Colleges must become more nimble, entrepreneurial, student-focused, and accountable for what students learn, according to Steven Mintz, Executive Director of the University of Texas system’s Institute for Transformational Learning. Mintz offers 15 innovations in higher education.
I feel compelled to share this The Chronicle of Higher Education article  focused on the current higher-education revolution we find ourselves immersed in. The piece acknowledges the many challenges facing higher education currently, including economic and demographic shifts coupled with mounting criticism focused on low graduation rates, unacceptable levels of student engagement and questions about its overall value. However, the article stakes its biggest claim that the most significant challenges facing higher education are the changing ways students are consuming it.
Steven Mintz, executive director of the University of Texas system’s Institute for Transformational Learning, authors the piece and suggests that colleges must become more nimble, entrepreneurial, student-focused and accountable for what students learn. He then highlights 15 predictions for innovations that will alter the face of higher education over the next 36 months.
As a market-smart design firm that works with a number of clients in the education sphere, it’s imperative that we understand the innovation challenges and opportunities they face. If more students are consuming their education online – how can we better optimize space on campuses to allow for this? If higher education is focusing more on data-driven decision making, how can we best help them plan their futures based on this data?

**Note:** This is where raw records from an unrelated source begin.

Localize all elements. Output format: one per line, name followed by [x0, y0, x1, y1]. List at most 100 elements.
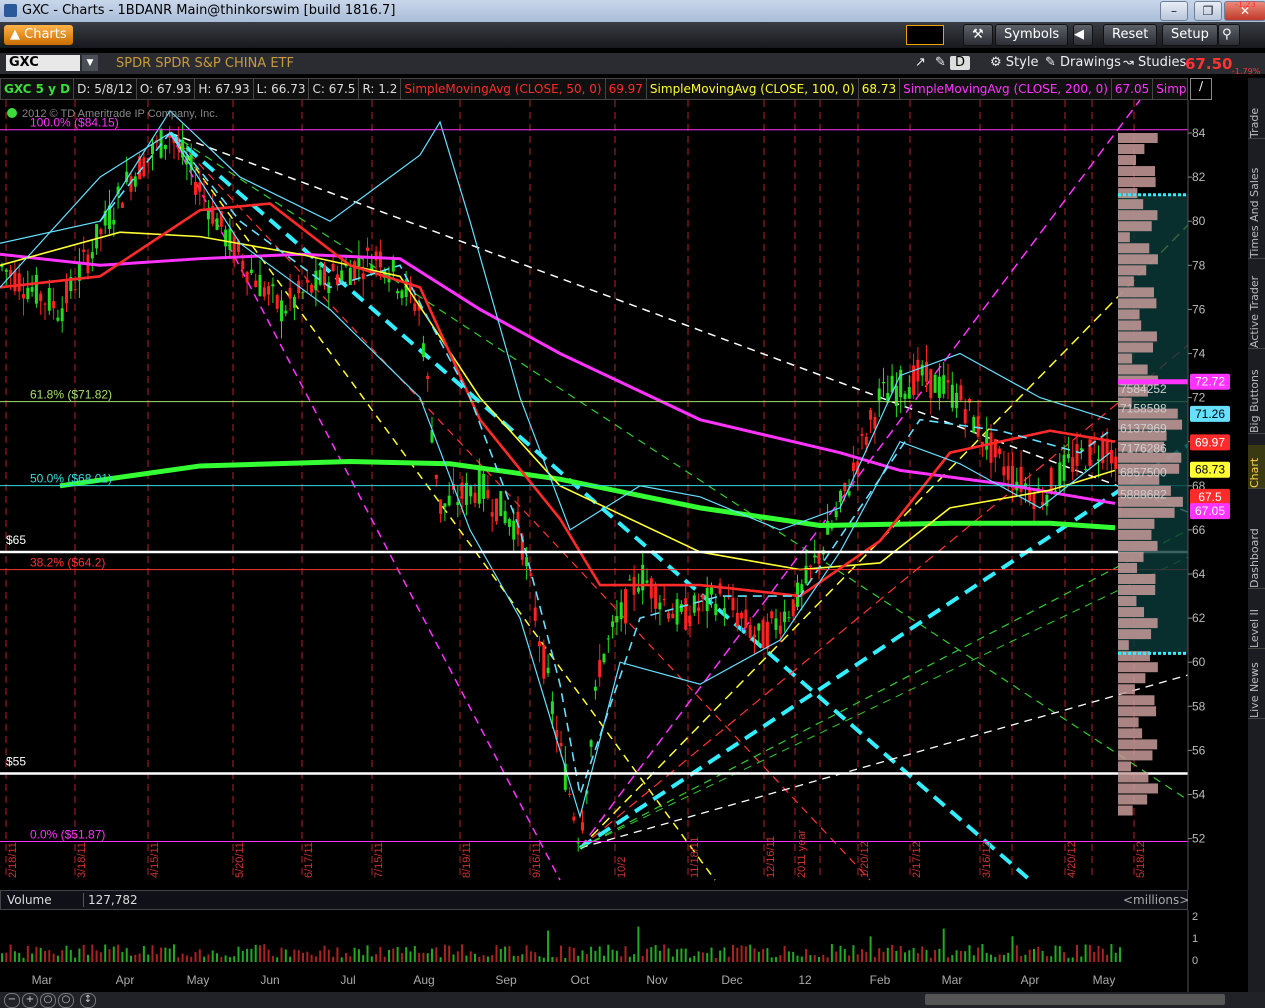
bar-range: R: 1.2: [359, 79, 402, 99]
volume-bar: [792, 951, 795, 962]
reset-button[interactable]: Reset: [1103, 24, 1158, 46]
profile-bar: [1118, 673, 1146, 684]
pin-icon: ⚲: [1222, 27, 1232, 42]
candle-body: [17, 273, 21, 292]
volume-bar: [495, 945, 498, 962]
volume-bar: [650, 947, 653, 962]
volume-header: Volume 127,782 <millions>: [0, 890, 1189, 910]
volume-bar: [835, 951, 838, 962]
volume-bar: [228, 957, 231, 962]
horizontal-scrollbar[interactable]: [925, 994, 1225, 1005]
side-tab-chart[interactable]: Chart: [1248, 445, 1265, 489]
side-tab-big-buttons[interactable]: Big Buttons: [1248, 363, 1265, 434]
candle-body: [249, 269, 253, 274]
study-expand-icon[interactable]: ∕: [1190, 78, 1212, 100]
candle-body: [503, 511, 507, 524]
volume-bar: [323, 945, 326, 962]
volume-bar: [435, 947, 438, 962]
sma100-label[interactable]: SimpleMovingAvg (CLOSE, 100, 0): [647, 79, 859, 99]
volume-chart[interactable]: 210 Mar Apr May Jun Jul Aug Sep Oct Nov Dec 12 Feb M…: [0, 910, 1248, 992]
link-color-box[interactable]: [906, 25, 944, 45]
candle-body: [366, 247, 369, 251]
drag-handle-icon[interactable]: ↕: [80, 993, 96, 1008]
candle-body: [791, 599, 795, 617]
drawings-button[interactable]: ✎ Drawings: [1040, 54, 1126, 72]
candle-body: [525, 557, 529, 567]
profile-bar: [1118, 640, 1129, 651]
volume-bar: [770, 957, 773, 962]
volume-bar: [908, 950, 911, 962]
date-marker-label: 1/20/12: [859, 841, 871, 878]
volume-bar: [138, 953, 141, 962]
zoom-in-icon[interactable]: +: [22, 993, 38, 1008]
pin-button[interactable]: ⚲: [1218, 24, 1240, 46]
candle-body: [95, 224, 99, 249]
side-tab-level-ii[interactable]: Level II: [1248, 598, 1265, 649]
candle-body: [942, 375, 946, 394]
drawing-mode-button[interactable]: D: [950, 56, 971, 70]
volume-bar: [921, 946, 924, 962]
profile-bar: [1118, 331, 1157, 342]
charts-tab[interactable]: ▲ Charts: [4, 25, 73, 45]
style-button[interactable]: ⚙ Style: [985, 54, 1043, 72]
volume-bar: [577, 955, 580, 962]
volume-bar: [9, 944, 12, 962]
maximize-button[interactable]: ❐: [1194, 1, 1222, 21]
month-label: Jun: [260, 973, 279, 987]
side-tab-active-trader[interactable]: Active Trader: [1248, 268, 1265, 349]
volume-bar: [147, 954, 150, 962]
candle-body: [163, 144, 167, 150]
sma50-label[interactable]: SimpleMovingAvg (CLOSE, 50, 0): [401, 79, 606, 99]
volume-bar: [263, 944, 266, 962]
side-tab-times-and-sales[interactable]: Times And Sales: [1248, 148, 1265, 259]
volume-bar: [1067, 957, 1070, 962]
month-axis: Mar Apr May Jun Jul Aug Sep Oct Nov Dec 12 Feb Mar Ap…: [32, 973, 1116, 987]
candle-body: [533, 607, 537, 621]
volume-bar: [723, 947, 726, 962]
side-tab-dashboard[interactable]: Dashboard: [1248, 503, 1265, 589]
volume-bar: [289, 956, 292, 962]
wrench-button[interactable]: ⚒: [963, 24, 993, 46]
month-label: Dec: [721, 973, 742, 987]
side-tab-trade[interactable]: Trade: [1248, 84, 1265, 139]
symbol-input[interactable]: GXC: [6, 55, 80, 71]
candle-body: [572, 816, 576, 821]
pencil-tool-icon[interactable]: ✎: [930, 54, 951, 72]
studies-button[interactable]: ↝ Studies: [1118, 54, 1191, 72]
bottom-zoom-bar: − + ○ ○ ↕: [0, 992, 1265, 1008]
zoom-fit-icon[interactable]: ○: [40, 993, 56, 1008]
volume-axis-label: 0: [1192, 955, 1198, 967]
volume-bar: [512, 955, 515, 962]
price-chart[interactable]: 7584252 7158598 6137969 7176286 6857500 58886…: [0, 100, 1248, 890]
volume-bar: [856, 954, 859, 962]
volume-bar: [1084, 944, 1087, 962]
minimize-button[interactable]: –: [1160, 1, 1188, 21]
volume-bar: [319, 950, 322, 962]
candle-body: [937, 376, 941, 398]
chart-period[interactable]: GXC 5 y D: [1, 79, 75, 99]
profile-bar: [1118, 717, 1139, 728]
cursor-tool-icon[interactable]: ↗: [910, 54, 931, 72]
candle-body: [482, 473, 486, 499]
profile-bar: [1118, 353, 1133, 364]
side-tab-live-news[interactable]: Live News: [1248, 653, 1265, 719]
candle-body: [864, 436, 868, 445]
style-icon: ⚙: [990, 55, 1006, 70]
zoom-reset-icon[interactable]: ○: [58, 993, 74, 1008]
zoom-out-icon[interactable]: −: [4, 993, 20, 1008]
sma200-label[interactable]: SimpleMovingAvg (CLOSE, 200, 0): [900, 79, 1112, 99]
symbol-dropdown-icon[interactable]: ▼: [82, 55, 98, 71]
more-studies[interactable]: Simpl...: [1153, 79, 1187, 99]
volume-bar: [1002, 955, 1005, 962]
candle-body: [1032, 492, 1036, 510]
price-tick-label: 56: [1192, 743, 1206, 757]
volume-bar: [560, 945, 562, 962]
volume-bar: [112, 946, 115, 962]
back-button[interactable]: ◀: [1073, 24, 1093, 46]
volume-bar: [259, 945, 261, 962]
symbols-button[interactable]: Symbols: [995, 24, 1069, 46]
setup-button[interactable]: Setup: [1162, 24, 1218, 46]
candle-body: [619, 602, 623, 620]
candle-body: [731, 597, 735, 611]
volume-bar: [418, 953, 421, 962]
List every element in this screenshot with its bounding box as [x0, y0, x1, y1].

I’ve included all of Steven Mintz predictions below for reading, commenting, brainstorming and sharing:
Why do only half of college students graduate? Noncognitive factors seem pivotal, and social disconnection appears to be a crucial factor. When students feel alone, they withdraw and eventually give up. Conversely, students who feel part of a community persist. Another key factor is a lack of direction: Many students accumulate wasted credit hours. Sophisticated e-advising systems will monitor student engagement and degree planning, send out automated warnings, and signal faculty and academic advisers about impending trouble, thus helping ensure that students remain on a path to graduation.
Instructional design will be increasingly informed by the science of learning, with a greater emphasis on learning objectives, mastery of key competencies, and assessments closely aligned to learning goals. Courses will incorporate more social learning, more active learning, and more real-world assessments.